[SPARK-48854][DOCS] Add missing options in CSV documentation

yaooqinn · jingz-db · commit f3804c035c96 · 2024-07-22T10:06:24.000-07:00
### What changes were proposed in this pull request? This PR added documents for missing CSV options, including `delimiter` as an alternative to `sep`, `charset` as an alternative to `encoding`, `codec` as an alternative to `compression`, and `timeZone`, excluding `columnPruning` which falls back to an internal SQL config. ### Why are the changes needed? improvement for user guide ### Does this PR introduce _any_ user-facing change? no ### How was this patch tested? doc build ![image](https://github.com/apache/spark/assets/8326978/d8ff888b-cafa-44e6-ab74-7bf69702a267) ### Was this patch authored or co-authored using generative AI tooling? no Closes apache#47278 from yaooqinn/SPARK-48854. Authored-by: Kent Yao <yao@apache.org> Signed-off-by: Kent Yao <yao@apache.org>
diff --git a/docs/sql-data-sources-csv.md b/docs/sql-data-sources-csv.md
@@ -55,13 +55,13 @@ Data source options of CSV can be set via:
 <table>
   <thead><tr><th><b>Property Name</b></th><th><b>Default</b></th><th><b>Meaning</b></th><th><b>Scope</b></th></tr></thead>
   <tr>
-    <td><code>sep</code></td>
+    <td><code>sep</code><br><code>delimiter</code></td>
     <td>,</td>
     <td>Sets a separator for each field and value. This separator can be one or more characters.</td>
     <td>read/write</td>
   </tr>
   <tr>
-    <td><code>encoding</code></td>
+    <td><code>encoding</code><br><code>charset</code></td>
     <td>UTF-8</td>
     <td>For reading, decodes the CSV files by the given encoding type. For writing, specifies encoding (charset) of saved CSV files. CSV built-in functions ignore this option.</td>
     <td>read/write</td>
@@ -261,10 +261,22 @@ Data source options of CSV can be set via:
     <td>read</td>
   </tr>
   <tr>
-    <td><code>compression</code></td>
+    <td><code>compression</code><br><code>codec</code></td>
     <td>(none)</td>
     <td>Compression codec to use when saving to file. This can be one of the known case-insensitive shorten names (<code>none</code>, <code>bzip2</code>, <code>gzip</code>, <code>lz4</code>, <code>snappy</code> and <code>deflate</code>). CSV built-in functions ignore this option.</td>
     <td>write</td>
   </tr>
+  <tr>
+    <td><code>timeZone</code></td>
+    <td>(value of <code>spark.sql.session.timeZone</code> configuration)</td>
+    <td>Sets the string that indicates a time zone ID to be used to format timestamps in the JSON datasources or partition values. The following formats of <code>timeZone</code> are supported:<br>
+    <ul>
+      <li>Region-based zone ID: It should have the form 'area/city', such as 'America/Los_Angeles'.</li>
+      <li>Zone offset: It should be in the format '(+|-)HH:mm', for example '-08:00' or '+01:00'. Also 'UTC' and 'Z' are supported as aliases of '+00:00'.</li>
+    </ul>
+    Other short names like 'CST' are not recommended to use because they can be ambiguous.
+    </td>
+    <td>read/write</td>
+  </tr>
 </table>
 Other generic options can be found in <a href="https://spark.apache.org/docs/latest/sql-data-sources-generic-options.html">Generic File Source Options</a>.

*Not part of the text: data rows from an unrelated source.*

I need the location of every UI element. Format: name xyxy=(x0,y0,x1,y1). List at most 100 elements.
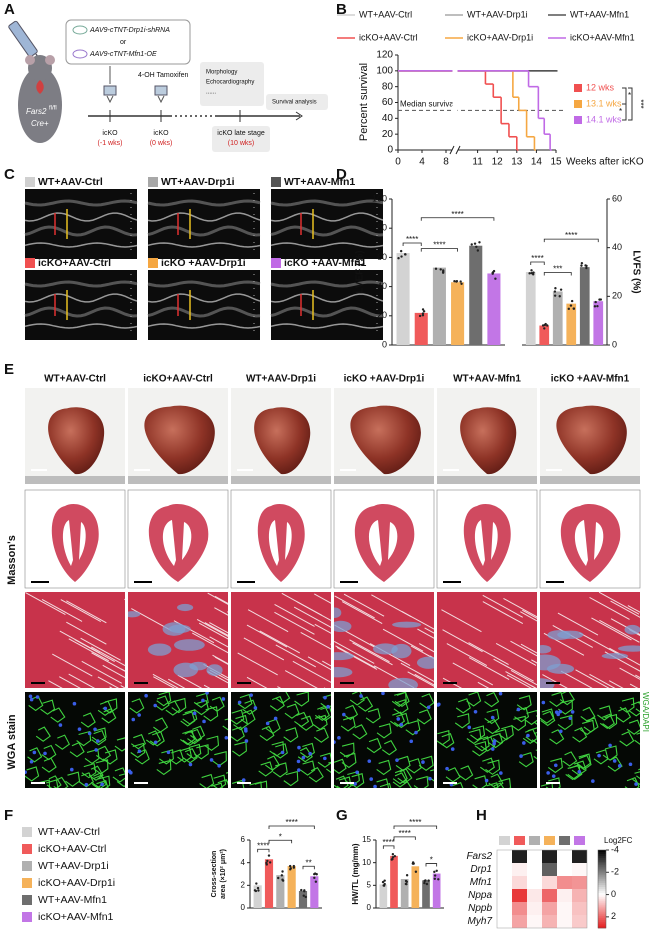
legend-swatch xyxy=(22,895,32,905)
masson-fiber xyxy=(442,629,483,653)
wga-image xyxy=(437,692,537,788)
dot xyxy=(491,272,494,275)
colorbar-tick-label: -2 xyxy=(611,867,619,877)
wga-bg xyxy=(540,692,640,788)
dot xyxy=(433,870,436,874)
echo-trace xyxy=(270,293,384,303)
fibrosis xyxy=(174,639,205,651)
wga-membrane xyxy=(69,742,85,758)
mouse-genotype: fl/fl xyxy=(49,106,57,112)
bar xyxy=(390,855,398,908)
dot xyxy=(393,854,397,858)
masson-fiber xyxy=(417,628,434,639)
dot xyxy=(391,853,395,856)
colorbar-step xyxy=(598,908,606,911)
heat-cell xyxy=(557,915,572,928)
wga-membrane xyxy=(466,692,482,707)
masson-fiber xyxy=(629,683,639,688)
dot xyxy=(459,280,462,283)
wga-membrane xyxy=(96,745,112,762)
fibrosis xyxy=(206,664,223,676)
wga-membrane xyxy=(102,698,118,714)
dot xyxy=(405,874,409,877)
ruler xyxy=(334,476,434,484)
dot xyxy=(302,894,305,897)
colorbar-step xyxy=(598,857,606,861)
dot xyxy=(303,890,306,893)
masson-fiber xyxy=(522,609,537,619)
wga-membrane xyxy=(46,779,59,788)
timeline-time: (-1 wks) xyxy=(98,140,123,147)
row-label: Masson's xyxy=(6,535,18,585)
wga-membrane xyxy=(84,748,100,765)
heat-cell xyxy=(557,863,572,876)
dot xyxy=(494,277,497,280)
masson-fiber xyxy=(352,642,393,666)
masson-fiber xyxy=(204,622,228,636)
nucleus xyxy=(553,763,558,768)
wga-membrane xyxy=(233,714,249,731)
dot xyxy=(383,879,386,882)
dot xyxy=(546,324,549,327)
nucleus xyxy=(484,778,489,783)
masson-fiber xyxy=(442,677,463,688)
heart xyxy=(254,407,311,475)
row-label: Fars2 xyxy=(466,851,492,862)
sig-bracket xyxy=(393,836,416,840)
wga-membrane xyxy=(154,695,170,711)
sig-label: * xyxy=(619,107,622,116)
y-tick-label: 5 xyxy=(367,880,372,889)
masson-fiber xyxy=(579,632,620,656)
echo-image xyxy=(271,189,383,259)
legend-label: icKO+AAV-Mfn1 xyxy=(570,32,635,42)
dot xyxy=(254,889,258,893)
fibrosis xyxy=(547,630,571,641)
wga-membrane xyxy=(81,762,97,779)
nucleus xyxy=(323,695,327,700)
row-label: Myh7 xyxy=(468,916,493,927)
heat-cell xyxy=(527,863,542,876)
masson-zoom xyxy=(25,592,125,688)
dot xyxy=(584,264,587,267)
nucleus xyxy=(131,717,136,722)
sig-label: *** xyxy=(553,265,562,274)
dot xyxy=(567,307,571,311)
legend-label: WT+AAV-Drp1i xyxy=(467,9,528,19)
masson-fiber xyxy=(102,664,125,679)
dot xyxy=(437,878,440,881)
dot xyxy=(473,242,477,245)
colorbar-step xyxy=(598,873,606,876)
colorbar-step xyxy=(598,855,606,859)
wga-membrane xyxy=(97,700,113,716)
wga-membrane xyxy=(624,777,640,788)
heat-cell xyxy=(572,876,587,889)
bar xyxy=(451,282,465,345)
wga-membrane xyxy=(579,719,595,736)
masson-fiber xyxy=(41,599,83,622)
wga-membrane xyxy=(272,743,288,759)
wga-membrane xyxy=(95,775,111,788)
wga-membrane xyxy=(376,723,392,739)
colorbar-step xyxy=(598,902,606,905)
nucleus xyxy=(526,733,530,738)
group-label: icKO +AAV-Drp1i xyxy=(161,257,246,269)
wga-membrane xyxy=(76,730,92,747)
wga-image xyxy=(334,692,434,788)
colorbar-step xyxy=(598,920,606,923)
wga-membrane xyxy=(488,773,504,788)
masson-fiber xyxy=(214,607,228,616)
wga-membrane xyxy=(193,692,209,709)
wga-membrane xyxy=(46,775,62,788)
sig-label: **** xyxy=(406,235,418,244)
sig-label: **** xyxy=(382,838,394,847)
x-tick-label: 11 xyxy=(472,157,483,168)
dot xyxy=(281,879,285,882)
mouse-ear xyxy=(25,55,35,65)
wga-membrane xyxy=(165,700,181,716)
colorbar-step xyxy=(598,922,606,925)
wga-membrane xyxy=(531,732,537,744)
colorbar-step xyxy=(598,918,606,921)
wga-membrane xyxy=(41,744,57,761)
wga-membrane xyxy=(50,707,66,723)
colorbar-step xyxy=(598,885,606,888)
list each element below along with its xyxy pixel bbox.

diff --git a/docs/sql-data-sources-json.md b/docs/sql-data-sources-json.md
@@ -112,7 +112,6 @@ Data source options of JSON can be set via:
 <table>
   <thead><tr><th><b>Property Name</b></th><th><b>Default</b></th><th><b>Meaning</b></th><th><b>Scope</b></th></tr></thead>
   <tr>
-    <!-- TODO(SPARK-35433): Add timeZone to Data Source Option for CSV, too. -->
     <td><code>timeZone</code></td>
     <td>(value of <code>spark.sql.session.timeZone</code> configuration)</td>
     <td>Sets the string that indicates a time zone ID to be used to format timestamps in the JSON datasources or partition values. The following formats of <code>timeZone</code> are supported:<br>